The figure is up on the £2.9bn recorded in the first half of 2011 with net retail sales accounting for £4.3bn of net inflows.
Funds under management remained largely unchanged at £204bn at 30 June 2012 – compared to £203bn at the end of June 2011. M&G says this is due to the group reducing its stake in its South African subsidiary.
Underlying profit before performance related fees stood at £168m at the end of the first of 2012, a rise of 14 per cent from the £149m recorded at the end of the first half of 2011. Revenues rose 7 per cent from £329m to £351m.
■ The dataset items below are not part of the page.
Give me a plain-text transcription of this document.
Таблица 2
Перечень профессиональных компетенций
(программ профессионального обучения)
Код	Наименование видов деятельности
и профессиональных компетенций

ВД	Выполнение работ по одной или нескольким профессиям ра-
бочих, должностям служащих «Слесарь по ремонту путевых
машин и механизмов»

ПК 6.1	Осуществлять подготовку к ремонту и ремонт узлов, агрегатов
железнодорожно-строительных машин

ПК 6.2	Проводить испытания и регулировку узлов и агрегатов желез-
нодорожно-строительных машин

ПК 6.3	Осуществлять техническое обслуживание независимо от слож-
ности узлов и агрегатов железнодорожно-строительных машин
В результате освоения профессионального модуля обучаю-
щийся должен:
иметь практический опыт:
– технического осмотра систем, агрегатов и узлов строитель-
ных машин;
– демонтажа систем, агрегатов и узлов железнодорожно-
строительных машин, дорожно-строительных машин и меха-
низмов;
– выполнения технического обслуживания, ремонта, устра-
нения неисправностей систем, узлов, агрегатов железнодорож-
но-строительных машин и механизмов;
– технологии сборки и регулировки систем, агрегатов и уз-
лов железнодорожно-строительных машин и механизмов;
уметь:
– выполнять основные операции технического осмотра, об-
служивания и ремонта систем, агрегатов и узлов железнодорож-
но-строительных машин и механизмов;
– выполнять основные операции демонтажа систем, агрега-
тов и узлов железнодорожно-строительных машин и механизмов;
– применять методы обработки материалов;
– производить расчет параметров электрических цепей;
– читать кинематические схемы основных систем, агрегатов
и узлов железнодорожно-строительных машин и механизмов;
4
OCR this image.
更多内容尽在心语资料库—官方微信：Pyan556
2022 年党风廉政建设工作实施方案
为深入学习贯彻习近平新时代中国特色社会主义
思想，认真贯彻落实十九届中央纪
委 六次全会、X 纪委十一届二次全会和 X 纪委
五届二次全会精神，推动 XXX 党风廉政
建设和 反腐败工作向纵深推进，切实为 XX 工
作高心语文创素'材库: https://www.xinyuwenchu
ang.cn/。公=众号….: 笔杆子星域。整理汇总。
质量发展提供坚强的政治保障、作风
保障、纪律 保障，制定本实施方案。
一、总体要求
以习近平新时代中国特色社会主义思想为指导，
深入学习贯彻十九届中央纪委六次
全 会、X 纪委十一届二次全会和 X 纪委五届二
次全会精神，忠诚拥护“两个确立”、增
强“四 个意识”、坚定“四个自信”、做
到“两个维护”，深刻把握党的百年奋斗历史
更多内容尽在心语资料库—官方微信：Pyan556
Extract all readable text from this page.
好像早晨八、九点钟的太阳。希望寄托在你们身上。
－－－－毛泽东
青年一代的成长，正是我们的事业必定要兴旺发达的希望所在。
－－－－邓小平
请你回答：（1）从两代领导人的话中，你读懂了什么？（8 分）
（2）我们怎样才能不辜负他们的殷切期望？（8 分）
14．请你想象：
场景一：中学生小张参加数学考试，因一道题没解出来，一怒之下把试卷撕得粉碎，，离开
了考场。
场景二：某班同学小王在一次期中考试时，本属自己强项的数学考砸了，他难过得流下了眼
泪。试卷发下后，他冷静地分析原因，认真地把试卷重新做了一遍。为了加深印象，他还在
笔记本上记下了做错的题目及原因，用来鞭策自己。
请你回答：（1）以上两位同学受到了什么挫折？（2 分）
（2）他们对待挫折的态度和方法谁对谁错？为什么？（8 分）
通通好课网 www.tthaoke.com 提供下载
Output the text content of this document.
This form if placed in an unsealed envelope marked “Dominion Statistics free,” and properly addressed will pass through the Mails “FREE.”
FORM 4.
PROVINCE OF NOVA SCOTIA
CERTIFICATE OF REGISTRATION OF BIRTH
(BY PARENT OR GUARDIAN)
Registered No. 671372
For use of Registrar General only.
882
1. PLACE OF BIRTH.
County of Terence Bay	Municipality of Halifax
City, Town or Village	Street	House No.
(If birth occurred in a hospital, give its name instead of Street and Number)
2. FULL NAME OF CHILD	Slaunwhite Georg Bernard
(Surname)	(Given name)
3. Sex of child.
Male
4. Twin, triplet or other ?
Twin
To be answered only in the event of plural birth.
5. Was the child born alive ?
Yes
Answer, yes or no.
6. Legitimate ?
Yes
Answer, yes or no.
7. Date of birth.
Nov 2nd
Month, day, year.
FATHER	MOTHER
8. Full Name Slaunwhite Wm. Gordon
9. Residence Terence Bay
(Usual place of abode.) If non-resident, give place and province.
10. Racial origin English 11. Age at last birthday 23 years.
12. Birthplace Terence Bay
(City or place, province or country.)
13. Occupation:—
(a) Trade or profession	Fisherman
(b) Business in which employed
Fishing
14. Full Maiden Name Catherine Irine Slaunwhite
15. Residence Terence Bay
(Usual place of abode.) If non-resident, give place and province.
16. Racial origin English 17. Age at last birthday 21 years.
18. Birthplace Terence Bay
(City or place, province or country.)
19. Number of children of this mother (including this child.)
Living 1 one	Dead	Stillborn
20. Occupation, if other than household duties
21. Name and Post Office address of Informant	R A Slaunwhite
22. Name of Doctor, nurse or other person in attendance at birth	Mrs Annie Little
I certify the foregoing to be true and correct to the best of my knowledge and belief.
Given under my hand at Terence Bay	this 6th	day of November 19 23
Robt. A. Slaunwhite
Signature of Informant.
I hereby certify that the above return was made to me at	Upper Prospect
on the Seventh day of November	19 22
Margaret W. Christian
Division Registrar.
Earlier this year, M&G knocked Invesco Perpetual off the top spot as the UK’s biggest fund firm after more than four years. At the end of June the group had £39.2bn of retail funds under management in the UK. According to the group, over three years 27 retail funds, representing 84 per cent of retail funds under management, have produced first or second quartile performance.
M&G says retail flows are starting to slow having seen £1.9bn in the second quarter of 2012 – compared to £2.4bn in the first quarter. The £4.3bn recorded is a 53 per cent increase on the £2.8bn in the first half of 2011. Net inflows from the UK market stood at £2.8bn, a 28 per cent increase on 2011 levels.
M&G Investments recently revealed it is looking at ways to stem inflows into Richard Woolnough’s £6.3bn Corporate Bond and £5.1bn Strategic Corporate Bond funds. Both funds are huge favourites in the IFA market and have grown markedly in the past 12 months.
Parent group Prudential’s chief executive Tidjane Thiam says: “M&G has delivered a particularly good performance in a difficult investment market, with net inflows of £4.9 bn. Once again, our high-margin retail business continues to be the driver of our strong inflows being the market leader in UK retail net flows for the 14th quarter in a row.”